Do some sketching, even time is tight and you think you’re terrible. Every time you attempt to sketch something, you learn more about how it really looks. No matter how “bad” the sketch turns out, you will learn things that will help when it comes time to paint.
If you feel really self-critical, let your sketches simply be more exploratory drawings on cheap copy paper. Sketch to see and understand better, without being concerned about what goes on the page. It will save you time and effort once you start painting.
If you have time for more detailed drawings and enjoy doing them, now is the perfect time.
Make written notes.
Not everything meaningful about a scene is visible in a photo. Often, what makes a painting most appealing and powerful is capturing how the scene feels to you, not how it looks. Make notes about what you notice with other senses, memories and associations, emotions, events or people that connect to the scene.
If you want to paint powerful, expressive, personally meaningful paintings, you need to pay at least as much attention to sensation, emotion, memory and experience as you do to the visual “facts” of the scene.
Or, explore the “inner landscape”.
I’m writing this as though I were painting on location, because that tends to be where a lot of beginners start—with a photo they took somewhere outside the studio.
But what if you work more abstractly? It’s still worth doing some exploratory drawing (visual brainstorming),and gathering potential reference material for the ideas that capture your interest.
You’ll just be exploring an “inner landscape” instead. Your exploratory drawings might be more like doodling shapes, patterns or arrangements, or images from your imagination or dreams. You might gather photo references that have interesting colors, textures, or shapes you want to incorporate. Your notes might be bits of poetry, notes about a piece of music that inspired the painting idea, a fragment of a dream, a journal entry.
Remember, this isn’t a rigid step-by-step process or a bunch of “rules”. Pick and choose. Try one or two things. Experiment.
When you’re not excited about a finished painting, it’s easy to start looking for “stuff you need to fix”. And then go off to look up “how to paint trees”, or whatever. Sometimes that is exactly what you need. But if you’ve done a lot of that and your paintings still aren’t really exciting you, it’s a good bet that you’re just not clear on what effect you wanted the painting to have, or what feeling you wanted it to capture.
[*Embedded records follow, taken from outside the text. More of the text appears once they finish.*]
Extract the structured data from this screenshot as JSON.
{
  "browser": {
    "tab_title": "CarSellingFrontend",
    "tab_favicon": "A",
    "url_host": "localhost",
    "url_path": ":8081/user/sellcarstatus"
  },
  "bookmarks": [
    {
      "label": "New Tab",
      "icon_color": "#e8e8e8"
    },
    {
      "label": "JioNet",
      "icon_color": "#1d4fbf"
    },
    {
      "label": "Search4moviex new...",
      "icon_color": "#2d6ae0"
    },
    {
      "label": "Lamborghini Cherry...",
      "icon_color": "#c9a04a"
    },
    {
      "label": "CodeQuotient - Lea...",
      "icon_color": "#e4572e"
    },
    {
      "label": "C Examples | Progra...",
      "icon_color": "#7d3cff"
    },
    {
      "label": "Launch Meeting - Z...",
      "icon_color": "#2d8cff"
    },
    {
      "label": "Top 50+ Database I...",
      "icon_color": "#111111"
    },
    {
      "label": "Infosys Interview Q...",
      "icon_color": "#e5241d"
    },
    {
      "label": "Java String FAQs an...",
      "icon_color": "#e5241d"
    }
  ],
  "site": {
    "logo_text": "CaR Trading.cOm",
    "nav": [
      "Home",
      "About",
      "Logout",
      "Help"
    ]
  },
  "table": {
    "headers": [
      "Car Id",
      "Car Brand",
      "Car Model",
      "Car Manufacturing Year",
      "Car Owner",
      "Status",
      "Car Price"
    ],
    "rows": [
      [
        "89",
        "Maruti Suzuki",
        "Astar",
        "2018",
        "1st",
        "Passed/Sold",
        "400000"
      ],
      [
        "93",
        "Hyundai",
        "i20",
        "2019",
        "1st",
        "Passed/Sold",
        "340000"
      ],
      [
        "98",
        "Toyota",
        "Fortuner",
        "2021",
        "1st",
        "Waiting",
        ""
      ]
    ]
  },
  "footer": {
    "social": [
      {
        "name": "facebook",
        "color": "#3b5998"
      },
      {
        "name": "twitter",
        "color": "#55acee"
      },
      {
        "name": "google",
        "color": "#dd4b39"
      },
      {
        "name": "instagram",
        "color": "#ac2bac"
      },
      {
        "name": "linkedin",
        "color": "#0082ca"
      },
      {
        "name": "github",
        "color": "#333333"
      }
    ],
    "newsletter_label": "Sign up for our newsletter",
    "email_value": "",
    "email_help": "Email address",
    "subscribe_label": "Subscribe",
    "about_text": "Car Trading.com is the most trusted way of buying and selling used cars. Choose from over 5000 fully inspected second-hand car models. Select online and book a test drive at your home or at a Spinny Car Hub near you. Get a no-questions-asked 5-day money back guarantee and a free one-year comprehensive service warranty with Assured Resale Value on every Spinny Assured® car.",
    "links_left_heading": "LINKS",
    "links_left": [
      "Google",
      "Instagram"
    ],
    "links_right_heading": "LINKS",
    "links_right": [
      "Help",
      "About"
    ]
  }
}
Anything you can do to help yourself hone in on what you really want to express in a painting will give you a better chance at ending up with something that makes you really happy.
P.S. I know there are some of you out there thinking, “Just tell us how to decide what order to paint things, dang it! That’s what we need to know!”
Patience, grasshopp . . . ummm, dragonflies! After years of struggling to figure out how to paint stuff that didn’t even belong in the painting in the first place, I’ve learned that I’ll save myself a lot of headaches if I spend a little time exploring what I really want the painting to express. It’s worth it—really!